3 juni 2020, laatst geüpdatet 11 september 2024
Mogen geïmporteerde producten worden doorverkocht? Wat mag wel en niet met de verpakking? En is het maken van reclame daarvoor toegestaan?
Joost Becker 
Joost Becker 
Advocaat - Partner
In dit artikel

Parallelimport

Parallelimport is het gevolg van prijsverschillen van goederen, zoals schoenen, kleding, parfum, cosmetica alsook andere producten zoals gereedschap, sportartikelen en industriële producten. Inkopers kopen producten buiten Nederland goedkoper in dan hier, verkopen ze tegen een bepaalde prijs en profiteren zo van prijsverschillen.

Merkproducten

De merkenwetgeving bepaalt dat een merkhouder niet het recht heeft om zich te verzetten tegen merkgebruik, waaronder de verhandeling van merkproducten, indien die producten eerder door of met toestemming van de merkhouder ‘in het economisch verkeer’ (in de handel) zijn gebracht. Dit heet uitputting van het merkrecht.

Producten die eerder door de merkhouder in de handel zijn gebracht, mogen vervolgens vrij worden verhandeld. Dat is het uitgangspunt, dus ook indien er prijsverschil is en het gaat om goederen die geïmporteerd worden. Maar er zijn uitzonderingen.

Europese markt

De bovenstaande uitgangspunten gelden alleen voor de EU (vrij verkeer van goederen). Indien een partij merkproducten wordt ingekocht in de Verenigde Staten of China, deze producten vervolgens worden ingevoerd en verkocht in Europa of de Nederlandse mark, dan kan de merkhouder daartegen optreden. Deze vorm van parallelimport is verboden. Parallelhandel binnen de EER is wel toegestaan.

Bewijslast

De handelaar (inkoper of importeur) heeft de bewijslast van zogenoemde uitputting. Omdat dat in de praktijk vaak niet eenvoudig is, zijn er ook daarop weer enkele uitzonderingen geformuleerd, bijvoorbeeld als er nationale markten dreigen te worden afgeschermd wanneer de handelaar met de bewijslast zit opgescheept. Toestemming van de merkhouder moet in beginsel per product zijn gegeven of herleidbaar zijn.

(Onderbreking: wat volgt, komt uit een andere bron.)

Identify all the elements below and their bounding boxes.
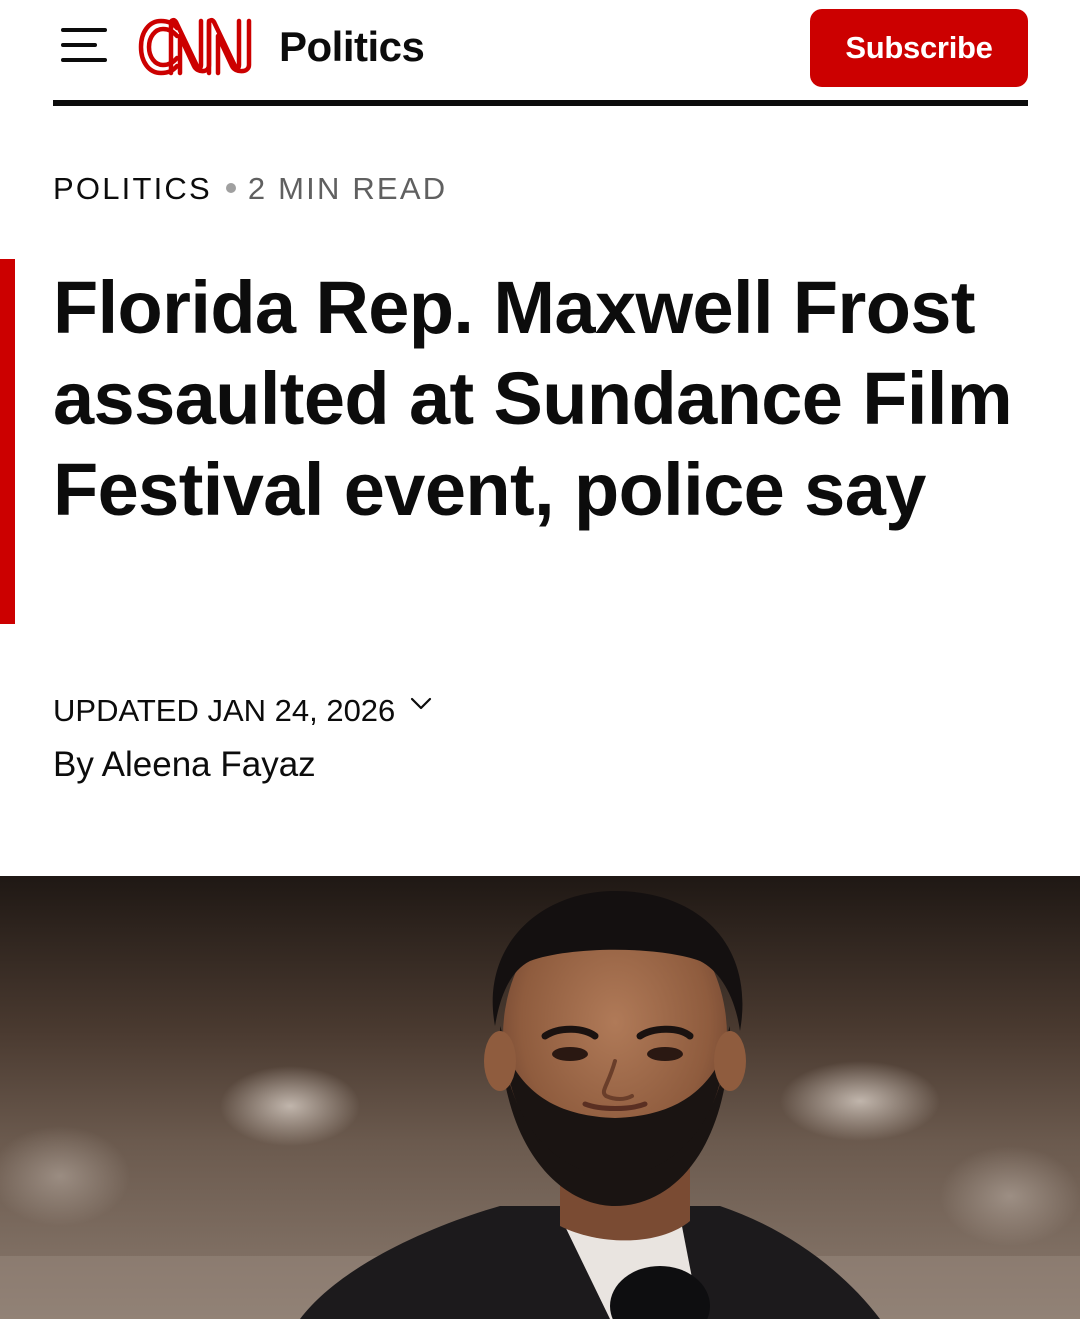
read-time-label: 2 MIN READ [247, 171, 448, 206]
header-divider [53, 100, 1028, 106]
section-label-politics[interactable]: Politics [279, 22, 425, 72]
site-header: Politics Subscribe [53, 0, 1028, 106]
hero-image [0, 876, 1080, 1319]
kicker-category-link[interactable]: POLITICS [53, 171, 212, 206]
subscribe-button[interactable]: Subscribe [810, 9, 1028, 87]
cnn-logo[interactable] [137, 14, 259, 80]
article-kicker: POLITICS 2 MIN READ [53, 170, 447, 208]
kicker-separator-dot [225, 182, 236, 193]
chevron-down-icon [411, 697, 432, 710]
updated-timestamp-toggle[interactable]: UPDATED JAN 24, 2026 [53, 692, 433, 730]
updated-timestamp: UPDATED JAN 24, 2026 [53, 693, 396, 728]
article-byline: By Aleena Fayaz [53, 745, 316, 784]
headline-accent-bar [0, 259, 15, 624]
hamburger-menu-icon[interactable] [59, 26, 109, 64]
article-headline: Florida Rep. Maxwell Frost assaulted at … [53, 266, 1013, 531]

Niet-officiële wederverkoper

Er zijn diverse uitzonderingen op merkrechtelijke uitputting aanvaard in de rechtspraak, bijvoorbeeld bij de verdere verhandeling door niet-officiële wederverkopers. Parallelimport kan zorgen voor onrust binnen het bestaande stelsel van selectief of exclusief distributeurs of het merk aantasten. Per geval moet worden bekeken of de merkhouder al dan niet kan optreden.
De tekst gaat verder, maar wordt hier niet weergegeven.